If `y=x^(tanx)+sqrt((x^2+1)/2)` , find `(dy)/(dx)`

To differentiate the function \( y = x^{\tan x} + \sqrt{\frac{x^2 + 1}{2}} \), we will follow these steps: ### Step 1: Differentiate \( x^{\tan x} \) Let \( u = x^{\tan x} \).
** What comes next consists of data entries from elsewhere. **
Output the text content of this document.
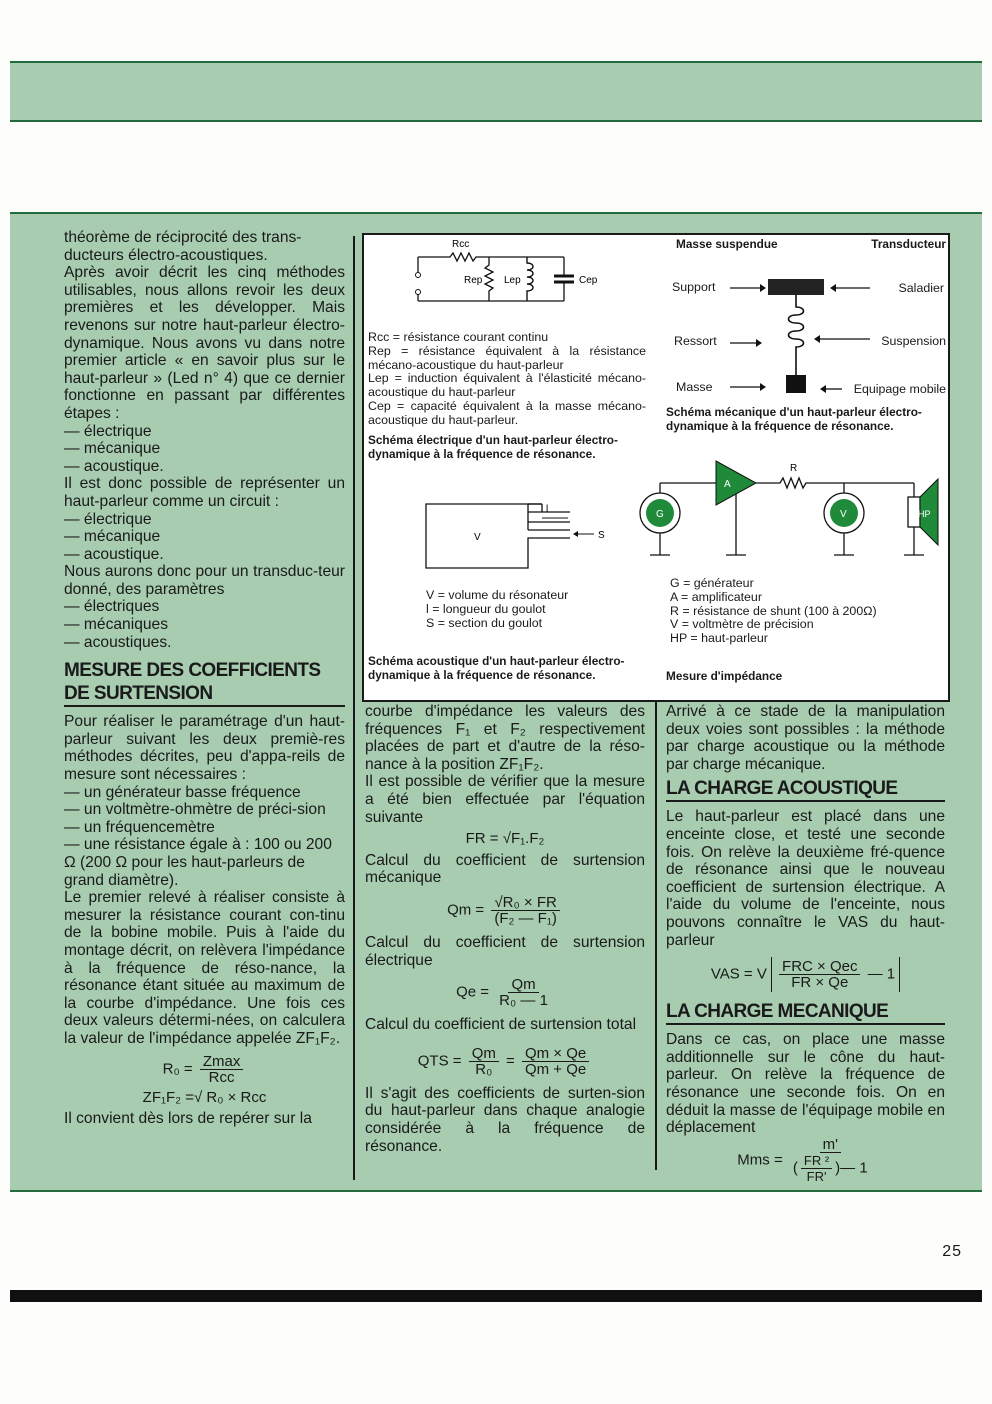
théorème de réciprocité des trans-

ducteurs électro-acoustiques.

Après avoir décrit les cinq méthodes utilisables, nous allons revoir les deux premières et les développer. Mais revenons sur notre haut-parleur électro-dynamique. Nous avons vu dans notre premier article « en savoir plus sur le haut-parleur » (Led n° 4) que ce dernier fonctionne en passant par différentes étapes :

— électrique

— mécanique

— acoustique.

Il est donc possible de représenter un haut-parleur comme un circuit :

— électrique

— mécanique

— acoustique.

Nous aurons donc pour un transduc-teur donné, des paramètres

— électriques

— mécaniques

— acoustiques.

MESURE DES COEFFICIENTS
DE SURTENSION

Pour réaliser le paramétrage d'un haut-parleur suivant les deux premiè-res méthodes décrites, peu d'appa-reils de mesure sont nécessaires :

— un générateur basse fréquence

— un voltmètre-ohmètre de préci-sion

— un fréquencemètre

— une résistance égale à : 100 ou 200 Ω (200 Ω pour les haut-parleurs de grand diamètre).

Le premier relevé à réaliser consiste à mesurer la résistance courant con-tinu de la bobine mobile. Puis à l'aide du montage décrit, on relèvera l'impédance à la fréquence de réso-nance, la résonance étant située au maximum de la courbe d'impédance. Une fois ces deux valeurs détermi-nées, on calculera la valeur de l'impédance appelée ZF₁F₂.

$R_0 = \frac{Zmax}{\text{Rcc}}$
ZF₁F₂ =√ R₀ × Rcc

Il convient dès lors de repérer sur la

courbe d'impédance les valeurs des fréquences F₁ et F₂ respectivement placées de part et d'autre de la réso-nance à la position ZF₁F₂.

Il est possible de vérifier que la mesure a été bien effectuée par l'équation suivante

FR = √F₁.F₂

Calcul du coefficient de surtension mécanique

$Qm = \frac{\text{√R₀ × FR}}{\text{(F₂ — F₁)}}$

Calcul du coefficient de surtension électrique

$Qe = \frac{Qm}{\text{R₀ — 1}}$

Calcul du coefficient de surtension total

QTS = $\frac{Qm}{\text{R₀}} = \frac{Qm \times Qe}{Qm + Qe}$

Il s'agit des coefficients de surten-sion du haut-parleur dans chaque analogie considérée à la fréquence de résonance.

Arrivé à ce stade de la manipulation deux voies sont possibles : la méthode par charge acoustique ou la méthode par charge mécanique.

LA CHARGE ACOUSTIQUE

Le haut-parleur est placé dans une enceinte close, et testé une seconde fois. On relève la deuxième fré-quence de résonance ainsi que le nouveau coefficient de surtension électrique. A l'aide du volume de l'enceinte, nous pouvons connaître le VAS du haut-parleur

VAS = V $\frac{\text{FRC × Qec}}{FR \times Qe}$ — 1
LA CHARGE MECANIQUE

Dans ce cas, on place une masse additionnelle sur le cône du haut-parleur. On relève la fréquence de résonance une seconde fois. On en déduit la masse de l'équipage mobile en déplacement

Mms = $\frac{m'}{( \frac{\text{FR ²}}{FR'} )— 1}$
Rcc
Rep Lep	Cep
Rcc = résistance courant continu
Rep = résistance équivalent à la résistance mécano-acoustique du haut-parleur
Lep = induction équivalent à l'élasticité mécano-acoustique du haut-parleur
Cep = capacité équivalent à la masse mécano-acoustique du haut-parleur.
Schéma électrique d'un haut-parleur électro-dynamique à la fréquence de résonance.
Masse suspendue	Transducteur
Support
Ressort
Masse
Saladier
Suspension
Equipage mobile
Schéma mécanique d'un haut-parleur électro-dynamique à la fréquence de résonance.
l
S
V
V = volume du résonateur
l = longueur du goulot
S = section du goulot
Schéma acoustique d'un haut-parleur électro-dynamique à la fréquence de résonance.
G
A
R
V	HP
G = générateur
A = amplificateur
R = résistance de shunt (100 à 200Ω)
V = voltmètre de précision
HP = haut-parleur
Mesure d'impédance
25
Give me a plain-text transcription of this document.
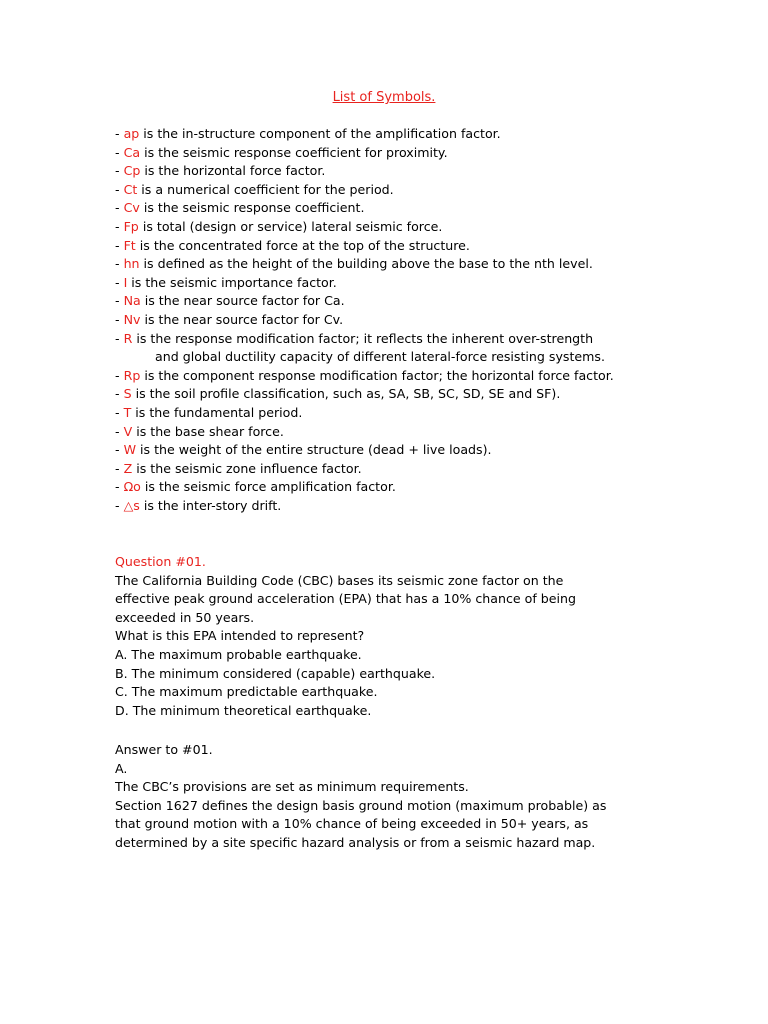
List of Symbols.
- ap is the in-structure component of the amplification factor.
- Ca is the seismic response coefficient for proximity.
- Cp is the horizontal force factor.
- Ct is a numerical coefficient for the period.
- Cv is the seismic response coefficient.
- Fp is total (design or service) lateral seismic force.
- Ft is the concentrated force at the top of the structure.
- hn is defined as the height of the building above the base to the nth level.
- I is the seismic importance factor.
- Na is the near source factor for Ca.
- Nv is the near source factor for Cv.
- R is the response modification factor; it reflects the inherent over-strength
and global ductility capacity of different lateral-force resisting systems.
- Rp is the component response modification factor; the horizontal force factor.
- S is the soil profile classification, such as, SA, SB, SC, SD, SE and SF).
- T is the fundamental period.
- V is the base shear force.
- W is the weight of the entire structure (dead + live loads).
- Z is the seismic zone influence factor.
- Ωo is the seismic force amplification factor.
- △s is the inter-story drift.
Question #01.
The California Building Code (CBC) bases its seismic zone factor on the
effective peak ground acceleration (EPA) that has a 10% chance of being
exceeded in 50 years.
What is this EPA intended to represent?
A. The maximum probable earthquake.
B. The minimum considered (capable) earthquake.
C. The maximum predictable earthquake.
D. The minimum theoretical earthquake.
Answer to #01.
A.
The CBC’s provisions are set as minimum requirements.
Section 1627 defines the design basis ground motion (maximum probable) as
that ground motion with a 10% chance of being exceeded in 50+ years, as
determined by a site specific hazard analysis or from a seismic hazard map.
To differentiate \( u \), we will take the natural logarithm of both sides: \[ \ln u = \tan x \cdot \ln x \] Now, differentiate both sides with respect to \( x \): Using the chain rule on the left side and the product rule on the right side, we get: \[ \frac{1}{u} \frac{du}{dx} = \sec^2 x \cdot \ln x + \tan x \cdot \frac{1}{x} \] Now, multiply both sides by \( u \): \[ \frac{du}{dx} = u \left( \sec^2 x \cdot \ln x + \tan x \cdot \frac{1}{x} \right) \] Substituting back \( u = x^{\tan x} \): \[ \frac{du}{dx} = x^{\tan x} \left( \sec^2 x \cdot \ln x + \tan x \cdot \frac{1}{x} \right) \] ### Step 2: Differentiate \( \sqrt{\frac{x^2 + 1}{2}} \) Now, we differentiate the second part of \( y \): \[ v = \sqrt{\frac{x^2 + 1}{2}} = \frac{1}{\sqrt{2}} \sqrt{x^2 + 1} \] Using the chain rule, we differentiate: \[ \frac{dv}{dx} = \frac{1}{\sqrt{2}} \cdot \frac{1}{2\sqrt{x^2 + 1}} \cdot (2x) = \frac{x}{\sqrt{2(x^2 + 1)}} \] ### Step 3: Combine the derivatives Now, we can combine the derivatives to find \( \frac{dy}{dx} \): \[ \frac{dy}{dx} = \frac{du}{dx} + \frac{dv}{dx} \] Substituting the expressions we found: \[ \frac{dy}{dx} = x^{\tan x} \left( \sec^2 x \cdot \ln x + \tan x \cdot \frac{1}{x} \right) + \frac{x}{\sqrt{2(x^2 + 1)}} \] ### Final Answer Thus, the derivative \( \frac{dy}{dx} \) is: \[ \frac{dy}{dx} = x^{\tan x} \left( \sec^2 x \cdot \ln x + \frac{\tan x}{x} \right) + \frac{x}{\sqrt{2(x^2 + 1)}} \] ---